Re: [patch for-5.3 0/4] revert immediate fallback to remote hugepages

David Rientjes <rientjes@xxxxxxxxxx> · Tue, 1 Oct 2019 13:31:45 -0700 (PDT)

On Tue, 1 Oct 2019, Vlastimil Babka wrote:

> diff --git a/mm/mempolicy.c b/mm/mempolicy.c
> index 4ae967bcf954..2c48146f3ee2 100644
> --- a/mm/mempolicy.c
> +++ b/mm/mempolicy.c
> @@ -2129,18 +2129,20 @@ alloc_pages_vma(gfp_t gfp, int order, struct vm_area_struct *vma,
>  		nmask = policy_nodemask(gfp, pol);
>  		if (!nmask || node_isset(hpage_node, *nmask)) {
>  			mpol_cond_put(pol);
> +			/*
> +			 * First, try to allocate THP only on local node, but
> +			 * don't reclaim unnecessarily, just compact.
> +			 */
>  			page = __alloc_pages_node(hpage_node,
> -						gfp | __GFP_THISNODE, order);
> +				gfp | __GFP_THISNODE | __GFP_NORETRY, order);

The page allocator has heuristics to determine when compaction should be 
retried, reclaim should be retried, and the allocation itself should retry 
for high-order allocations (see PAGE_ALLOC_COSTLY_ORDER).  
PAGE_ALLOC_COSTLY_ORDER exists solely to avoid poor allocator behavior 
when reclaim itself is unlikely -- or disruptive enough -- in making that 
amount of contiguous memory available.

Rather than papering over the poor feedback loop between compaction and 
reclaim that exists in the page allocator, it's probably better to improve 
that and determine when an allocation should fail or it's worthwhile to 
retry.  That's a separate topic from NUMA locality of thp.
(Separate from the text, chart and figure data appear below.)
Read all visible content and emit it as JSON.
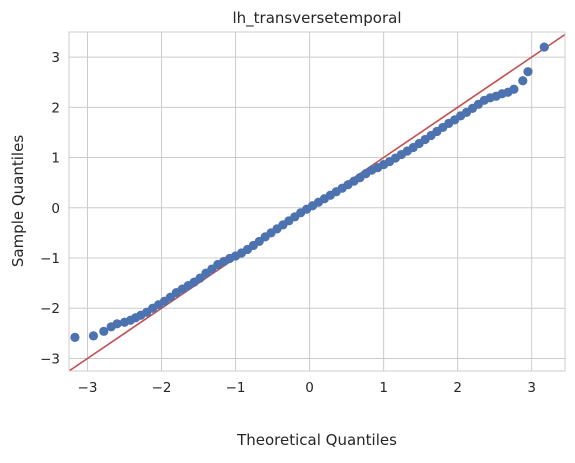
{
  "chart_data": {
    "type": "scatter",
    "title": "lh_transversetemporal",
    "xlabel": "Theoretical Quantiles",
    "ylabel": "Sample Quantiles",
    "xlim": [
      -3.25,
      3.45
    ],
    "ylim": [
      -3.25,
      3.5
    ],
    "xticks": [
      -3,
      -2,
      -1,
      0,
      1,
      2,
      3
    ],
    "yticks": [
      -3,
      -2,
      -1,
      0,
      1,
      2,
      3
    ],
    "xtick_labels": [
      "−3",
      "−2",
      "−1",
      "0",
      "1",
      "2",
      "3"
    ],
    "ytick_labels": [
      "−3",
      "−2",
      "−1",
      "0",
      "1",
      "2",
      "3"
    ],
    "grid": true,
    "point_color": "#4c72b0",
    "reference_line": {
      "slope": 1,
      "intercept": 0,
      "color": "#c44e52"
    },
    "points": [
      {
        "x": -3.17,
        "y": -2.58
      },
      {
        "x": -2.92,
        "y": -2.55
      },
      {
        "x": -2.78,
        "y": -2.46
      },
      {
        "x": -2.68,
        "y": -2.37
      },
      {
        "x": -2.6,
        "y": -2.31
      },
      {
        "x": -2.5,
        "y": -2.28
      },
      {
        "x": -2.42,
        "y": -2.24
      },
      {
        "x": -2.35,
        "y": -2.19
      },
      {
        "x": -2.28,
        "y": -2.14
      },
      {
        "x": -2.2,
        "y": -2.08
      },
      {
        "x": -2.12,
        "y": -2.0
      },
      {
        "x": -2.04,
        "y": -1.93
      },
      {
        "x": -1.96,
        "y": -1.86
      },
      {
        "x": -1.88,
        "y": -1.78
      },
      {
        "x": -1.8,
        "y": -1.69
      },
      {
        "x": -1.72,
        "y": -1.62
      },
      {
        "x": -1.64,
        "y": -1.55
      },
      {
        "x": -1.56,
        "y": -1.48
      },
      {
        "x": -1.48,
        "y": -1.4
      },
      {
        "x": -1.4,
        "y": -1.3
      },
      {
        "x": -1.32,
        "y": -1.22
      },
      {
        "x": -1.24,
        "y": -1.13
      },
      {
        "x": -1.16,
        "y": -1.07
      },
      {
        "x": -1.08,
        "y": -1.01
      },
      {
        "x": -1.0,
        "y": -0.96
      },
      {
        "x": -0.92,
        "y": -0.9
      },
      {
        "x": -0.84,
        "y": -0.83
      },
      {
        "x": -0.76,
        "y": -0.75
      },
      {
        "x": -0.68,
        "y": -0.67
      },
      {
        "x": -0.6,
        "y": -0.58
      },
      {
        "x": -0.52,
        "y": -0.5
      },
      {
        "x": -0.44,
        "y": -0.42
      },
      {
        "x": -0.36,
        "y": -0.34
      },
      {
        "x": -0.28,
        "y": -0.26
      },
      {
        "x": -0.2,
        "y": -0.18
      },
      {
        "x": -0.12,
        "y": -0.1
      },
      {
        "x": -0.04,
        "y": -0.03
      },
      {
        "x": 0.04,
        "y": 0.04
      },
      {
        "x": 0.12,
        "y": 0.11
      },
      {
        "x": 0.2,
        "y": 0.18
      },
      {
        "x": 0.28,
        "y": 0.25
      },
      {
        "x": 0.36,
        "y": 0.32
      },
      {
        "x": 0.44,
        "y": 0.39
      },
      {
        "x": 0.52,
        "y": 0.46
      },
      {
        "x": 0.6,
        "y": 0.53
      },
      {
        "x": 0.68,
        "y": 0.6
      },
      {
        "x": 0.76,
        "y": 0.68
      },
      {
        "x": 0.84,
        "y": 0.75
      },
      {
        "x": 0.92,
        "y": 0.8
      },
      {
        "x": 1.0,
        "y": 0.86
      },
      {
        "x": 1.08,
        "y": 0.92
      },
      {
        "x": 1.16,
        "y": 0.99
      },
      {
        "x": 1.24,
        "y": 1.06
      },
      {
        "x": 1.32,
        "y": 1.13
      },
      {
        "x": 1.4,
        "y": 1.2
      },
      {
        "x": 1.48,
        "y": 1.28
      },
      {
        "x": 1.56,
        "y": 1.36
      },
      {
        "x": 1.64,
        "y": 1.44
      },
      {
        "x": 1.72,
        "y": 1.52
      },
      {
        "x": 1.8,
        "y": 1.6
      },
      {
        "x": 1.88,
        "y": 1.68
      },
      {
        "x": 1.96,
        "y": 1.75
      },
      {
        "x": 2.04,
        "y": 1.83
      },
      {
        "x": 2.12,
        "y": 1.9
      },
      {
        "x": 2.2,
        "y": 1.98
      },
      {
        "x": 2.28,
        "y": 2.06
      },
      {
        "x": 2.36,
        "y": 2.14
      },
      {
        "x": 2.44,
        "y": 2.19
      },
      {
        "x": 2.52,
        "y": 2.22
      },
      {
        "x": 2.6,
        "y": 2.27
      },
      {
        "x": 2.68,
        "y": 2.3
      },
      {
        "x": 2.76,
        "y": 2.36
      },
      {
        "x": 2.88,
        "y": 2.53
      },
      {
        "x": 2.95,
        "y": 2.71
      },
      {
        "x": 3.17,
        "y": 3.2
      }
    ]
  }
}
In other words, we should likely address how compaction and reclaim is 
done for all high order-allocations in the page allocator itself rather 
than only here for hugepage allocations and relying on specific gfp bits 
to be set.  Ask: if the allocation here should not retry regardless of why 
compaction failed, why should any high-order allocation (user or kernel) 
retry if compaction failed and at what order we should just fail?  If 
hugetlb wants to stress this to the fullest extent possible, it already 
appropriately uses __GFP_RETRY_MAYFAIL.

The code here is saying we care more about NUMA locality than hugepages 
simply because that's where the access latency is better and is specific 
to hugepages; allocation behavior for high-order pages needs to live in 
the page allocator.

>  
>  			/*
> -			 * If hugepage allocations are configured to always
> -			 * synchronous compact or the vma has been madvised
> -			 * to prefer hugepage backing, retry allowing remote
> -			 * memory as well.
> +			 * If that fails, allow both compaction and reclaim,
> +			 * but on all nodes.
>  			 */
> -			if (!page && (gfp & __GFP_DIRECT_RECLAIM))
> +			if (!page)
>  				page = __alloc_pages_node(hpage_node,
> -						gfp | __GFP_NORETRY, order);
> +								gfp, order);
>  
>  			goto out;
>  		}

We certainly don't want this for non-MADV_HUGEPAGE regions when thp 
enabled bit is not set to "always".  We'd much rather fallback to local 
native pages because of its improved access latency.  This is allowing all 
hugepage allocations to be remote even without MADV_HUGEPAGE which is not 
even what Andrea needs: qemu uses MADV_HUGEPAGE.